Abstract :
[en] Tripeptide glutathione (GSH), the most abundant non-protein thiol compounds in cells, plays an important role in many cellular mechanisms. GSH is also a biotechnology-oriented molecule with applications in medicine, food, and cosmetics. The GSH precursor, namely gamma-glutamylcysteine (γ-GC), has also shown its therapeutic potential. Y. lipolytica is a non-conventional yeast and is of interest as a cell factory for pharmaceuticals, food- and feed-related applications.
In this thesis, we firstly improve the glutathione production in Y. lipolytica by overexpression of the endogenous biosynthetic genes GSH1 and GSH2, encoding γ-glutamylcysteine ligase (GCL) and glutathione synthetase (GS) enzymes, respectively. The strain was further engineered for the ability to metabolize carbon sources from organic wastes including glycerol, lactose, starch, and inulin. The glutathione overproducing strain with inulin-adapted metabolism showed the highest GSH productivity. During bioreactor culture, maximal productivity and yield from inulin were 510 μmol/gDCW and 626 mg/L, respectively.

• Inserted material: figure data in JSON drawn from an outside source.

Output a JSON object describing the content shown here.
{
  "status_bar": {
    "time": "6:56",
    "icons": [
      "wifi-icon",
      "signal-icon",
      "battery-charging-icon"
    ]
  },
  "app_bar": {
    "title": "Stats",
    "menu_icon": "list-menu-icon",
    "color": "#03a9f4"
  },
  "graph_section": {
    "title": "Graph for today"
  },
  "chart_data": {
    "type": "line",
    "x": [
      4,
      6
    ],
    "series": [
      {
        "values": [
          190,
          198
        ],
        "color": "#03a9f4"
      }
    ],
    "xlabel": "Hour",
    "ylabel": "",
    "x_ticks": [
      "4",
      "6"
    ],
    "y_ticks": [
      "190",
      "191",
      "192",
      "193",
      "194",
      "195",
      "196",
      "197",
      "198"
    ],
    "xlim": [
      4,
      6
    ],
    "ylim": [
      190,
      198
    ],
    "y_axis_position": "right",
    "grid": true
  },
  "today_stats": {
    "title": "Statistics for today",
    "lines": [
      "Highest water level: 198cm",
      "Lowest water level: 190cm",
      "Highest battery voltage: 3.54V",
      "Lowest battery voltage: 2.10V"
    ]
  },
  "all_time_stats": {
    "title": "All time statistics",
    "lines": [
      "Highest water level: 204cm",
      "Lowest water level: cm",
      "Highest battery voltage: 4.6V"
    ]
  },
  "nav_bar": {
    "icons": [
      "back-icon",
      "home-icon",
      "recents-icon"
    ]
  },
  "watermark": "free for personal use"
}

One of the main bottlenecks in glutathione overproduction is the feedback inhibition of the GCL enzyme by glutathione. Unfortunately, multicopy integration of the GSH1 gene did not overcome this bottleneck. As a second strategy to increase thiol accumulation, we focused on glutathione precursor γ-GC, a dipeptide that can substitute for GSH in some cell mechanisms. We firstly disrupted the GSH2 gene before overexpressing GSH1 in multicopy. The constructed strains showed an increase in intracellular thiol production as demonstrated by means of NMR and LC-QTOF/MS as well as thiol measurement in the cell extract.